Düsseldorf. Verbände befürchten einen "sozialen Kahlschlag" durch die neue schwarz-gelbe Bundesregierung. Für Menschen mit geringem Einkommen sei die Grenze des Zumutbaren jedoch bereits überschritten. Die Verbände hoffen darauf, dass Kanzlerin Angela Merkel die FDP zügelt.
Vor einer Politik des „sozialen Kahlschlages" hat die Präsidentin des größten deutschen Sozialverbandes VdK, Ulrike Mascher, die neue schwarz-gelbe Bundesregierung gewarnt. Union und FDP beginnen am Montag mit den Koalitionsgesprächen. „Ich setze darauf, dass Bundeskanzlerin Merkel die unsolidarischen Privatisierungspläne der FDP in der Gesundheits- und Pflegepolitik stoppt", sagte Mascher zur WAZ. Schon jetzt hätten viele Menschen den Eindruck, dass es nicht gerecht zugehe. Auch der Sozialverband Deutschland (SoVD) befürchtet eine drastische Verschlechterung der sozialen Sicherungssysteme, wenn umgesetzt werde, „was Repräsentanten der neuen Regierung von sich geben", sagte SoVD-Präsident Adolf Bauer im WAZ-Gespräch.

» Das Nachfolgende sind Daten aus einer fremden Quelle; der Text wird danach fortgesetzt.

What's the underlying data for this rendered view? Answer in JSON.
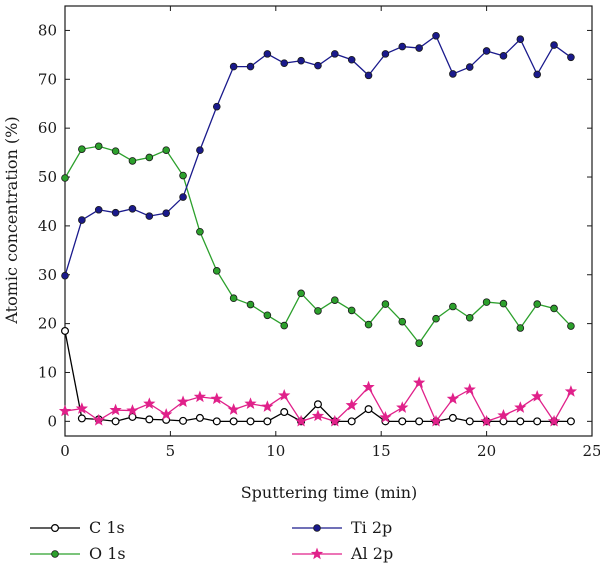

Bauer und Mascher beziehen sich unter anderem auf Forderungen führender Politiker aus Union und FDP nach zusätzlicher privater Vorsorge für den Alters-, Krankheits- und Pflegefall. „Eine weitere Privatisierung sozialer Risiken wie Krankheit, Alter und Pflegebedürftigkeit lehnen wir aufs Schärfste ab", so der Präsident des Sozialverbandes in Düsseldorf. „Für Menschen mit geringem Einkommen ist die Grenze des Zumutbaren überschritten." Bauer sieht keinen Spielraum mehr für eine Zusatzbelastung der „kleinen Leute". Schon jetzt schreite die „Drei-Klassen-Medizin mit großen Schritten voran". Kassenpatienten, die gestrichene Leistungen nicht selbst finanzieren könnten, seien Krankenversicherte dritter Klasse.
"Wir beobachten genau, welche Schritte die neue Regierung plant"
VdK-Chefin Mascher sagte, die „soziale Balance" gerate in Gefahr, falls die neue Bundesregierung verstärkt auf die Privatisierung von Leistungen setze. Man könne nicht „Schutzschilde für Banken finanzieren, aber Arbeitnehmer und Rentner immer stärker belasten", so SoVD-Präsident Bauer. Noch wollten die Sozialverbände die Bevölkerung nicht zu Protesten mobilisieren. „Aber wir beobachten genau, welche Schritte die neue Regierung plant", so Bauer. NRW-Sozialminister Laumann (CDU) mahnte zur Mäßigung. Man dürfte nicht jede Form einer privaten Beteiligung an Sicherungssystemen „als Verrat an der Sozialpolitik ansehen".
Jeder dritte Bundesbürger rechnet laut ZDF-Politbarometer mit Einschnitten im Sozialbereich. Unionsfraktionschef Kauder geht davon aus, dass die Gespräche mit der FDP im Oktober abgeschlossen werden.